Early June marks the 30th anniversary of the reporting of the first AIDS cases, but it’s also an older medical anniversary – recognition that the drug diethylstilbestrol (DES) derailed development of the reproductive systems of a huge cohort of fetuses. I was one.
My mom, like millions of others, was handed “a vitamin” while pregnant with me in 1954, which in those days of medical paternalism, she never questioned. And so when I became a teenager, I began to drip, and was hauled off to the gyno. The verdict: Adenosis. The label: DES daughter.

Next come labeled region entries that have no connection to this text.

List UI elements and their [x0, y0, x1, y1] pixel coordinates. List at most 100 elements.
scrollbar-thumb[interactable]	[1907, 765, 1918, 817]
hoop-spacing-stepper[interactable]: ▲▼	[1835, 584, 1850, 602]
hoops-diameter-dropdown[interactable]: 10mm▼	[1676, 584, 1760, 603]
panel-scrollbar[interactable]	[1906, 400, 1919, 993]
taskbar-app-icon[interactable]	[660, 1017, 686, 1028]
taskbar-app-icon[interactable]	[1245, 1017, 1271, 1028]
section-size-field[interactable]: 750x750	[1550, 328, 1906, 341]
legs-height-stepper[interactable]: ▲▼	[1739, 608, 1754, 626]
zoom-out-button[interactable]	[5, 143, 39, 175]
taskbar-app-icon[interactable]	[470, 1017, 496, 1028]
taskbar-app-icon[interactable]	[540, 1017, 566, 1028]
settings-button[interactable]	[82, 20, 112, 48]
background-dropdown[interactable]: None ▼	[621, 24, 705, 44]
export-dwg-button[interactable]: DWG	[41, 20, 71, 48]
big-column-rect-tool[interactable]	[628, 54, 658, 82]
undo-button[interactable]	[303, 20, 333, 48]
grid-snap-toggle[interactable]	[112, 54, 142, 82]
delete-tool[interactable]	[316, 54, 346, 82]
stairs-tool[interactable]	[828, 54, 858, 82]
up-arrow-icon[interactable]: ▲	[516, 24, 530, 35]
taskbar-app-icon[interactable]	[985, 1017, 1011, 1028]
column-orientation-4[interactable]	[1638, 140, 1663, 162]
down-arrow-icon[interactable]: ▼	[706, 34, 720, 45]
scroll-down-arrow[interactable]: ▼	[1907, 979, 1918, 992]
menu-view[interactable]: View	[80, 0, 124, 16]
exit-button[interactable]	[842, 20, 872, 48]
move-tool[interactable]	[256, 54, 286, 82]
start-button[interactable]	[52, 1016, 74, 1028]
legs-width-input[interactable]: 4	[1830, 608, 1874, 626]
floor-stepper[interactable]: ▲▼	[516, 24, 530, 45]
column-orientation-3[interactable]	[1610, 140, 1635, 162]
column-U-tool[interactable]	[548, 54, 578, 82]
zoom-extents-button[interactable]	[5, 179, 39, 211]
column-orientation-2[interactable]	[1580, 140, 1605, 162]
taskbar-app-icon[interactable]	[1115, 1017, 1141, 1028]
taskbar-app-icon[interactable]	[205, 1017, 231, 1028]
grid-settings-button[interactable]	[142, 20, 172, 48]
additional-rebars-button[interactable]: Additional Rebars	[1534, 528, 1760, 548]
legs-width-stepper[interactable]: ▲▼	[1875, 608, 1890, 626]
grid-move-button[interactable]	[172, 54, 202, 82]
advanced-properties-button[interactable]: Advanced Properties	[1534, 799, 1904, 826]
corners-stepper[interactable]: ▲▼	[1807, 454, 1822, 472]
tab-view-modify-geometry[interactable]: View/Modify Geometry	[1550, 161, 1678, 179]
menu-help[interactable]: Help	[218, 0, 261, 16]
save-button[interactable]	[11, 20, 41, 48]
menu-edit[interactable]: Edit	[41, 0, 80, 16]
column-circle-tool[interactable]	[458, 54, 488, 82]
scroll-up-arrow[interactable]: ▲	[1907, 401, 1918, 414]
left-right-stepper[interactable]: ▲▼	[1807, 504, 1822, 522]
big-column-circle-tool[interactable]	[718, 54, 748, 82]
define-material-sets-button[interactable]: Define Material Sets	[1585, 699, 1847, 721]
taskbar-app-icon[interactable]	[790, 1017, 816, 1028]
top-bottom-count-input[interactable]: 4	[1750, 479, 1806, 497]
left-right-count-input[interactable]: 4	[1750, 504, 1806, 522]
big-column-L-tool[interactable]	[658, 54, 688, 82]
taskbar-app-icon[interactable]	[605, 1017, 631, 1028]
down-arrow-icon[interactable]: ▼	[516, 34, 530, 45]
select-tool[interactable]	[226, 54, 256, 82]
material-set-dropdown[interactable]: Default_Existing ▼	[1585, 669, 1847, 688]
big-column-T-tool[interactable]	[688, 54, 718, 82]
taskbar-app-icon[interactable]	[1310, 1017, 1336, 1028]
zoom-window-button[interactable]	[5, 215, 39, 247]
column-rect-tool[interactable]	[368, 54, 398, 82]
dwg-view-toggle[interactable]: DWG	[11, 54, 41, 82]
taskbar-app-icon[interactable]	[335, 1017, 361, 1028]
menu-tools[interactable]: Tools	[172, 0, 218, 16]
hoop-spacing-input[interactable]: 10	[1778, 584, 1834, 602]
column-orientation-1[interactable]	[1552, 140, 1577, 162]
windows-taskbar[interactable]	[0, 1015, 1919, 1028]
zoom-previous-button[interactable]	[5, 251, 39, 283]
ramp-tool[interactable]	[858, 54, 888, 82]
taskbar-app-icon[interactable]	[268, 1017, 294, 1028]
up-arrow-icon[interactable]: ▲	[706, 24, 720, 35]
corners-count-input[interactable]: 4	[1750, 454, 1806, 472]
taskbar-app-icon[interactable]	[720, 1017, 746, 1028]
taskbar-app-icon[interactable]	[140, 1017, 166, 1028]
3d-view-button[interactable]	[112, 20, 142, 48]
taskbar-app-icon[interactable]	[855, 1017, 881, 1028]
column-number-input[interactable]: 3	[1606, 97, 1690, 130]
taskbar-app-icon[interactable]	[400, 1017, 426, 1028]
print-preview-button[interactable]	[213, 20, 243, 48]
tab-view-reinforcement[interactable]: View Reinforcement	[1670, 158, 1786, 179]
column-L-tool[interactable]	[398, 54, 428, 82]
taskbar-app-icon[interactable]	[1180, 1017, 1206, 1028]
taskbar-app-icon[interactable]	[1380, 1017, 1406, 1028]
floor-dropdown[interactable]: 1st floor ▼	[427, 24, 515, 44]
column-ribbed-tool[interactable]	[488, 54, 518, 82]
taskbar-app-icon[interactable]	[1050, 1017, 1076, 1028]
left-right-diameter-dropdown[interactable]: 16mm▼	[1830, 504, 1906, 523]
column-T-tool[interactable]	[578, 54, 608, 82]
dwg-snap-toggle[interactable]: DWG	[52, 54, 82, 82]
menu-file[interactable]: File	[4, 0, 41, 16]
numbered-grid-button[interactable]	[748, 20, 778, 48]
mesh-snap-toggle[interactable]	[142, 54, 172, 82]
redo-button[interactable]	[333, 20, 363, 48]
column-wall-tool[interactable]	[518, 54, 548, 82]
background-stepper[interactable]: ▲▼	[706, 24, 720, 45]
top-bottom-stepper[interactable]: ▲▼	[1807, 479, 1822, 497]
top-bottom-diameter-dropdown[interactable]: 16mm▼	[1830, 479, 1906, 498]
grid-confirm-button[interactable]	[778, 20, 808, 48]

It was scary.
As an endocrine disrupter before the term was coined, DES, among other things, played havoc with the boundaries between tissues of the cervix, which prevented glands from vanishing on schedule. With the hormonal onslaught of adolescence, the errant glands went into overdrive. Fortunately, I didn’t have the otherwise rare cancer whose sudden appearance led to identifying the problem, as with AIDS. I also escaped the trademark DES small uterus, and my husband, a DES son, escaped XY-related problems. But my mom did die of breast cancer – another legacy of the “vitamin” thought to protect against pregnancy loss. And so far the DES Follow-up Study on the third generation – my three daughters – has revealed only a slight increase in ovarian cancer risk that is likely a statistical fluke awaiting larger numbers.